Thomas F.X. Dunn, New York, NY, for Appellant.

Christopher LaVigne (Michael A. Levy, Lev L. Dassin on the brief), United States Attorney for the Southern District of New York, New York, NY, for Appellee.

PRESENT: DENNIS JACOBS, Chief Judge, AMALYA L. KEARSE, Circuit Judge and PAUL G. GARDEPHE,[*] District Judge.

[*] Paul G. Gardephe, Judge of the United States District Court for the Southern District of New York, sitting by designation.

SUMMARY ORDER
Paul Creary appeals from a judgment of conviction entered in the United States District Court for the Southern District of New York (Duffy, J.) following his guilty plea under 18 U.S.C. §§ 1028(a)(1), (a)(2), and (f). We assume the parties’ familiarity with the underlying facts, the procedural history, and the issues presented for review.

Appellant argues on appeal that the district court did not properly calculate the Sentencing Guidelines, did not justify its decision to not downwardly depart, and did not properly consider the 18 U.S.C. § 3553(a) factors.

This Court reviews a district court’s sentencing decisions for procedural and substantive reasonableness. United States v. Villafuerte, 502 F.3d 204, 206 (2d Cir. 2007). When the defendant fails to object to a sentencing judgment before the district court, we review for plain error. Id.
at 207-08 (“[R]aising an objection to the failure to [consider the 18 U.S.C. § 3553 factors] in order to alert the district court to the problem is neither difficult nor onerous. This requirement alerts the district court to a potential problem at the trial level and facilitates its remediation at little cost to the parties, avoiding the unnecessary expenditure of judicial time and energy in appeal and remand.”).

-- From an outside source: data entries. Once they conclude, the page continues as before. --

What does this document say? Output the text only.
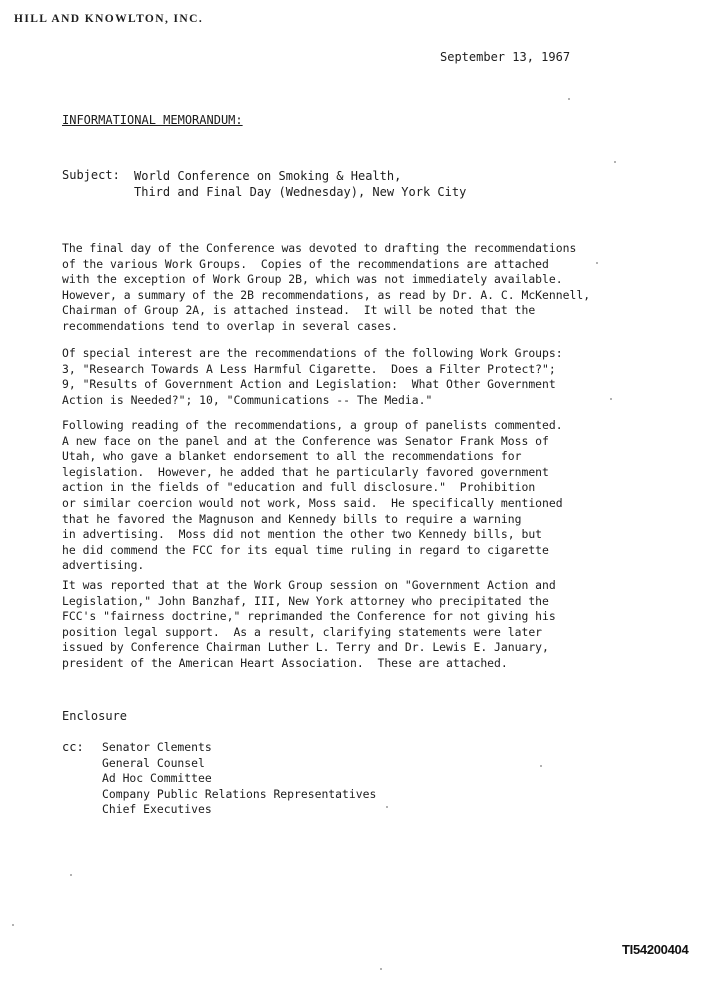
HILL AND KNOWLTON, INC.
September 13, 1967
INFORMATIONAL MEMORANDUM:
Subject: World Conference on Smoking & Health,
Third and Final Day (Wednesday), New York City
The final day of the Conference was devoted to drafting the recommendations
of the various Work Groups.  Copies of the recommendations are attached
with the exception of Work Group 2B, which was not immediately available.
However, a summary of the 2B recommendations, as read by Dr. A. C. McKennell,
Chairman of Group 2A, is attached instead.  It will be noted that the
recommendations tend to overlap in several cases.
Of special interest are the recommendations of the following Work Groups:
3, "Research Towards A Less Harmful Cigarette.  Does a Filter Protect?";
9, "Results of Government Action and Legislation:  What Other Government
Action is Needed?"; 10, "Communications -- The Media."
Following reading of the recommendations, a group of panelists commented.
A new face on the panel and at the Conference was Senator Frank Moss of
Utah, who gave a blanket endorsement to all the recommendations for
legislation.  However, he added that he particularly favored government
action in the fields of "education and full disclosure."  Prohibition
or similar coercion would not work, Moss said.  He specifically mentioned
that he favored the Magnuson and Kennedy bills to require a warning
in advertising.  Moss did not mention the other two Kennedy bills, but
he did commend the FCC for its equal time ruling in regard to cigarette
advertising.
It was reported that at the Work Group session on "Government Action and
Legislation," John Banzhaf, III, New York attorney who precipitated the
FCC's "fairness doctrine," reprimanded the Conference for not giving his
position legal support.  As a result, clarifying statements were later
issued by Conference Chairman Luther L. Terry and Dr. Lewis E. January,
president of the American Heart Association.  These are attached.
Enclosure
cc: Senator Clements
General Counsel
Ad Hoc Committee
Company Public Relations Representatives
Chief Executives
TI54200404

Appellant argues that the district court failed to calculate the guideline range. See United States v. Cavera, 550 F.3d 180, 190 (2d Cir. 2008) (en banc). However, the district court did calculate the sentence range in its Written Judgment. It properly calculated that this range was from 37-46 months, while adopting the pre-sentence report without change.

A district court that imposes a sentence enhancement (as was done here) must make specific factual findings that sufficiently support the enhancement and must state in open court the reasons for its imposition of the particular sentence. United States v. Espinoza, 514 F.3d 209, 211-12 (2d Cir. 2008). The district court explicitly adopted the pre-sentence report in its Written Judgment, which satisfied its obligation to make specific findings of fact. See Id. While it was error not to adopt the report in open court, it does not constitute a plain error so long as the district court actually relied on a pre-sentence report that provided adequate factual support for the sentence. See Id. Creary does not dispute that the pre-sentence report adequately supports the enhancements.

A district court has broad discretion to deny motions for downward departure.

Page 525

United States v. Silleg, 311 F.3d 557, 561 (2d Cir. 2002). This decision is only reviewable if there is some reason on the record to believe that the district court mistakenly believed it was unable to reduce the sentence from the guidelines. Id. The defendant points to no record evidence that the judge mistakenly believed he could not depart from the guidelines, and we have no reason to believe there was any to find.

A sentencing judge must consider a set of factors laid out in 18 U.S.C. § 3553. But the absence of a reference to a § 3553 factor does not support an inference that it was not considered. See United States v. Verkhoglyad, 516 F.3d 122, 129 (2d Cir. 2008). Aside from Judge Duffy’s silence on some (but not all) of the grounds raised for downward departure, the defendant points to nothing in the record that would indicate he failed to consider them.

Furthermore, Judge Duffy specifically referenced the defendant’s letter to the court, which listed all of the factors the defendant argued should mitigate his sentence.

Finding no merit in Creary’s arguments, we herebyAFFIRM the judgment of the district court.